どうする!?もっと早いうちに避難しておけば良かったと後悔していると、ジョンは途中で急ターンし、華奢な女性が押すベビーカーへと突進していった。

あ、あの人はいつもすれ違う……。


 声をかける間もなく、ベビーカー脇を猛スピードで駆け抜けるジョン。

その時、ベビーカーから白い何かがこぼれ落ち、こちらの方に転がるように来るのが見えた。


あ、あれは!?


 ベビーカーから転がり出したのは小さな白い子猫だった。

恐怖で身を低くし、芝生を越えて小径を横切ると、花壇の柵をくぐって雑木林の中へと逃げ込んで行った。


 都市部の公園には、条例によって設置された公共緑地というものがある。

昔からの緑地を保護していることもあれば、新規に造成するすることもある。

新規造成だと、都市の構造パネルが剥き出しになっていることが多いと聞く。

パネルにはインフラ配管が通っており、定期修繕や増設に使うメンテナンスピットが設けられている。

 本来はピットにカバーをかけるものだが、このご時世、予算をケチってフルオープンな場合がかなりあるようだ。

そんなピットから電送トンネルに小動物が迷い込んだらフラッシュオーバーで一巻の終わり。

文字通り炭になる。


だが、運が良いことに、ここは保護緑地だ。

子猫が迷子になるくらいの危険しか無いだろう。


 チラッと女性を見ると、犬の飼い主が引き留めて謝罪でもしてるんだろう。

早く子猫を追いかけたいだろうに、おっさんにペコペコ頭を下げられても迷惑なだけだ。


俺は逃げ込んだ先を目で追っていたから、子猫を保護するのは造作も無い。


「それに、見てしまったからにはしょうがない。

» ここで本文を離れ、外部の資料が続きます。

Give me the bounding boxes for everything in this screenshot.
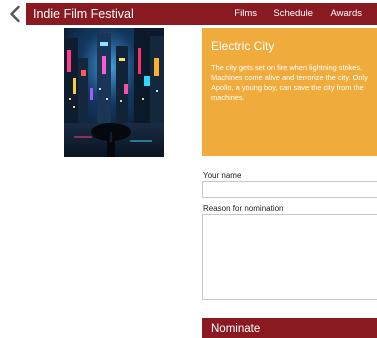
poster-image <box>64 28 164 157</box>
back-button[interactable] <box>6 3 24 25</box>
film-nomination-page: Indie Film Festival Films Schedule Award… <box>0 0 377 338</box>
film-description: The city gets set on fire when lightning… <box>211 63 368 102</box>
name-input[interactable] <box>202 181 377 198</box>
film-title: Electric City <box>211 39 275 53</box>
nominate-button[interactable]: Nominate <box>202 318 377 338</box>
film-poster <box>64 28 164 157</box>
name-label: Your name <box>203 171 242 180</box>
nav-awards[interactable]: Awards <box>330 3 362 25</box>
reason-label: Reason for nomination <box>203 204 284 213</box>
app-header: Indie Film Festival Films Schedule Award… <box>26 3 377 25</box>
reason-input[interactable] <box>202 214 377 300</box>
nav-films[interactable]: Films <box>234 3 257 25</box>
chevron-left-icon <box>10 5 20 23</box>
app-title: Indie Film Festival <box>33 7 134 21</box>
film-info-panel: Electric City The city gets set on fire … <box>202 28 377 156</box>
nav-schedule[interactable]: Schedule <box>273 3 313 25</box>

子猫を助けに行くとするか」

膝をポンと叩いて、ベンチから立ち上がった。


 誰かに聞かせたかったわけではない。

自然と前向きな言葉が出て来たのは、これから良いことがあるという予感か、それともトラブルに立ち向かおうという決意の表れか。

感情の変化によって、運良く白痴化の進行を遅らせることだって出来るかもしれない。

 どちらにしても、この2年間の鬱状態を打開することになるだろうし、なんといっても2年ぶりのポジティブな感情だ。


誰もこの言葉を聞いていなかったことだけが残念だった。